The Physician Feedback Program has been very instrumental in aiding the efforts of CMS by providing meaningful information.

It also rewires the physician reimbursement process to make it focus more on quality of service rather than quantity.

Added to that, it considers two things:

  • Quality and Resource Use Reports (QRURs) for physicians.
  • A Value-Based Payment Modifier

QRURs are really the back backbone of the whole operation. That’s where the focus will be for the remainder of this post.

Quality and Resource Use Reports (QRURs)

QRUR is a comprehensive compilation of information that allows physicians to compare the clinical care they serve to their patients versus the care and costs of other physicians’ Medicare patients.

The great thing about QRURs is that they are confidential.

Here’s what are included on the report:

  • Only portions of the patients who were able to get clinical services
  • An outline of how patients have used the various services offered
  • A comparison of what their patients spend on Medicare vs the average Medicare spending of other physicians in the region/country

The useful information in QRURs comes from various sources like:

  • Focus groups
  • Collaboration with stakeholders
  • Collaboration with physician groups, as well as specialty groups
  • Public listening sessions with healthcare providers

Etc.

For CMS, QRURs are a vital means for making well informed performance comparisons by examination of:

  • quality of care being delivered
  • types of services offered
  • associated cost of each service

More than that, QRURs help share these comparisons with physicians so that CMS can receive valuable input prior to making any change in Medicare payment based on the value-based payment modifier.

How does QRURs benefit your practice?

That’s simple.
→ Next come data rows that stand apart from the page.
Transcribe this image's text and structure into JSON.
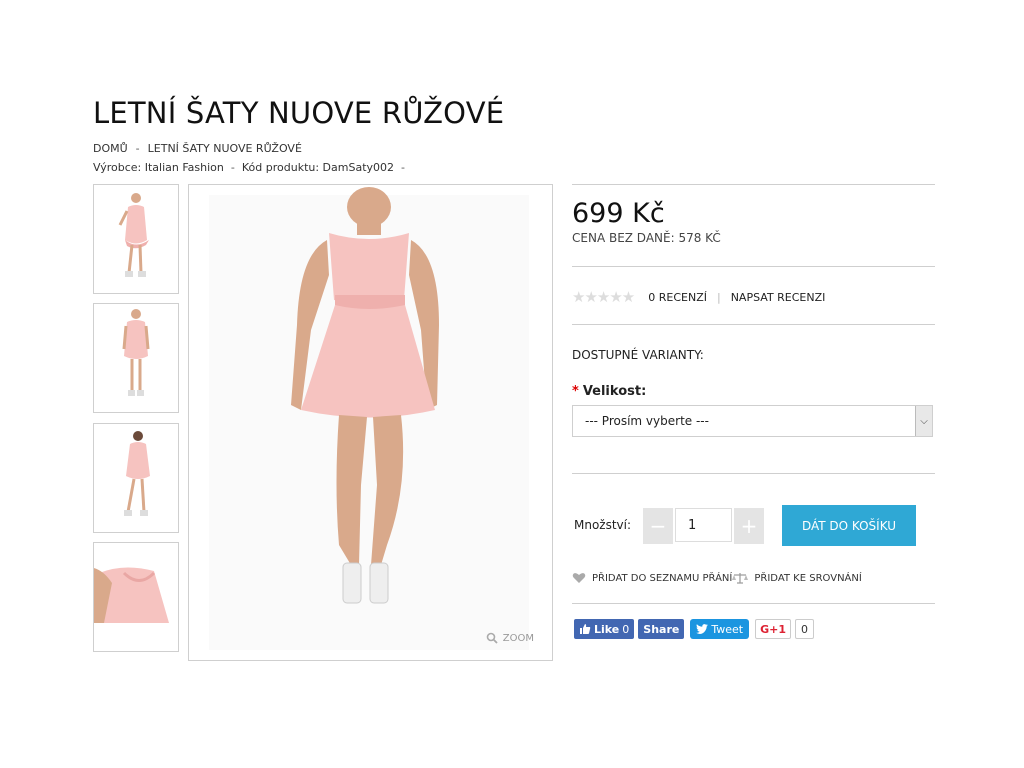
{
  "product": {
    "title": "LETNÍ ŠATY NUOVE RŮŽOVÉ",
    "breadcrumb": [
      "DOMŮ",
      "LETNÍ ŠATY NUOVE RŮŽOVÉ"
    ],
    "manufacturer": "Výrobce: Italian Fashion",
    "code": "Kód produktu: DamSaty002",
    "price": "699 Kč",
    "price_no_tax": "CENA BEZ DANĚ: 578 KČ",
    "zoom_label": "ZOOM"
  },
  "reviews": {
    "rating": 0,
    "count_label": "0 RECENZÍ",
    "write_label": "NAPSAT RECENZI"
  },
  "options": {
    "heading": "DOSTUPNÉ VARIANTY:",
    "size_label": "Velikost:",
    "required_mark": "*",
    "size_selected": "--- Prosím vyberte ---"
  },
  "purchase": {
    "quantity_label": "Množství:",
    "quantity_value": "1",
    "minus": "−",
    "plus": "+",
    "add_to_cart": "DÁT DO KOŠÍKU",
    "wishlist": "PŘIDAT DO SEZNAMU PŘÁNÍ",
    "compare": "PŘIDAT KE SROVNÁNÍ"
  },
  "social": {
    "like": "Like",
    "like_count": "0",
    "share": "Share",
    "tweet": "Tweet",
    "gplus": "G+1",
    "gplus_count": "0"
  },
  "colors": {
    "accent": "#2fa8d5",
    "dress": "#f6c3c0"
  }
}
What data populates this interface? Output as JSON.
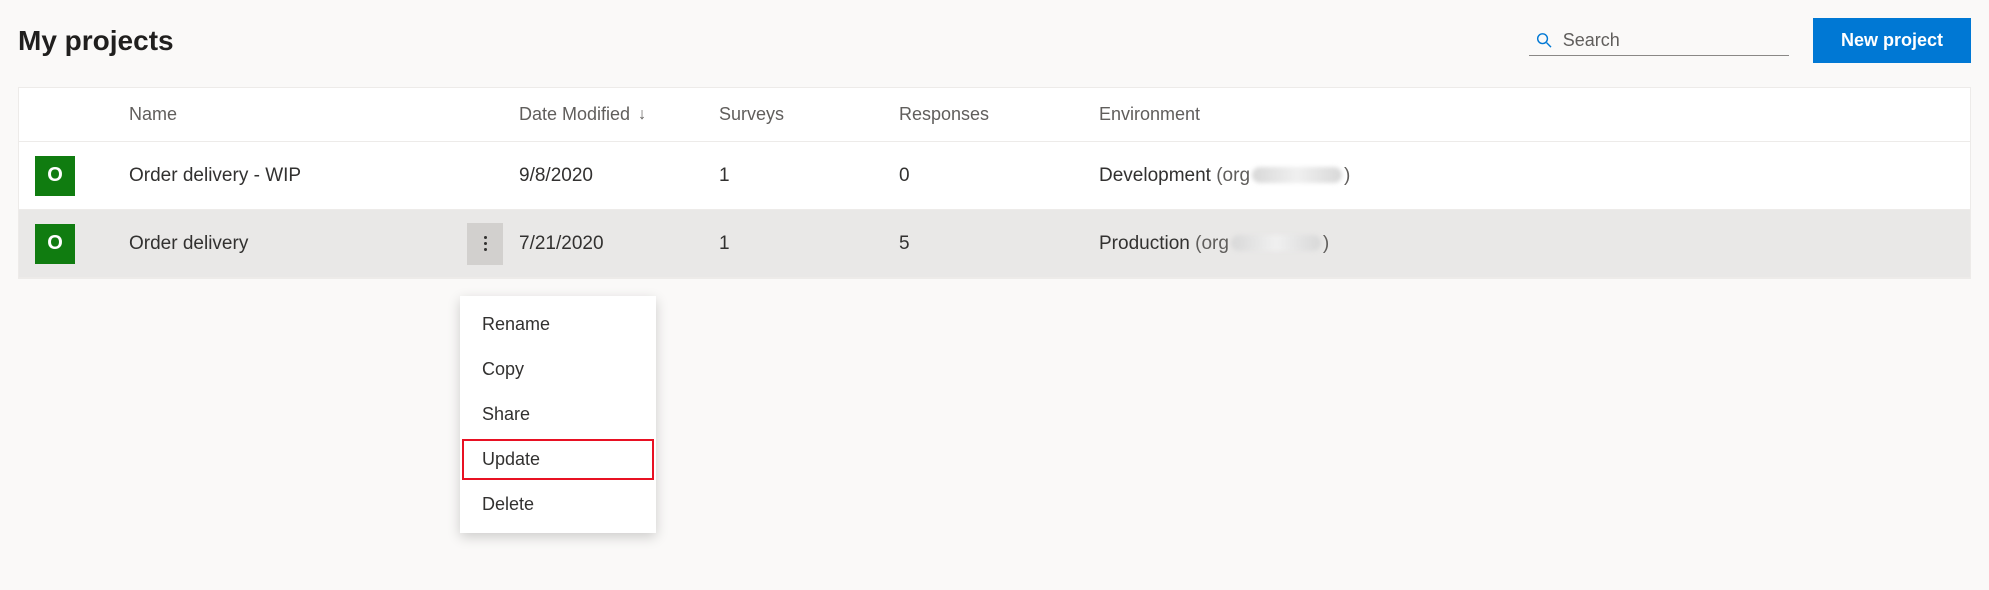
{
  "header": {
    "title": "My projects",
    "search_placeholder": "Search",
    "new_project_label": "New project"
  },
  "columns": {
    "name": "Name",
    "date_modified": "Date Modified",
    "surveys": "Surveys",
    "responses": "Responses",
    "environment": "Environment"
  },
  "rows": [
    {
      "avatar_letter": "O",
      "name": "Order delivery - WIP",
      "date_modified": "9/8/2020",
      "surveys": "1",
      "responses": "0",
      "environment_name": "Development",
      "environment_org_prefix": "(org",
      "environment_org_suffix": ")",
      "selected": false
    },
    {
      "avatar_letter": "O",
      "name": "Order delivery",
      "date_modified": "7/21/2020",
      "surveys": "1",
      "responses": "5",
      "environment_name": "Production",
      "environment_org_prefix": " (org",
      "environment_org_suffix": ")",
      "selected": true
    }
  ],
  "context_menu": {
    "items": [
      {
        "label": "Rename",
        "highlighted": false
      },
      {
        "label": "Copy",
        "highlighted": false
      },
      {
        "label": "Share",
        "highlighted": false
      },
      {
        "label": "Update",
        "highlighted": true
      },
      {
        "label": "Delete",
        "highlighted": false
      }
    ]
  }
}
Here are some of those benefits to physicians:

  • Ability to identify their practice’s strengths and weaknesses.
  • Ability to compare the quality and cost of care their Medicare patients receive against the average cost and care of other physicians in the same geographical area.
  • Ability to make suggestions of the types of information, about their Medicare fee-for-service patients, they want to see in future QRURs.
  • Ability to categorize patients by degree of involvement.

What about the long run?

According to CMS the hope is that, in the future, QRURs will be able to display quality of care and cost data that will comprise the Value-Based Payment Modifier.

Through this, they hope to be able to inform physicians of the level of impact the Value-Based Payment Modifier will have on their Medicare payment.

 

If you are a physician, whether in a group or riding solo, you can obtain the latest (2013) QRUR from visiting the CMS website.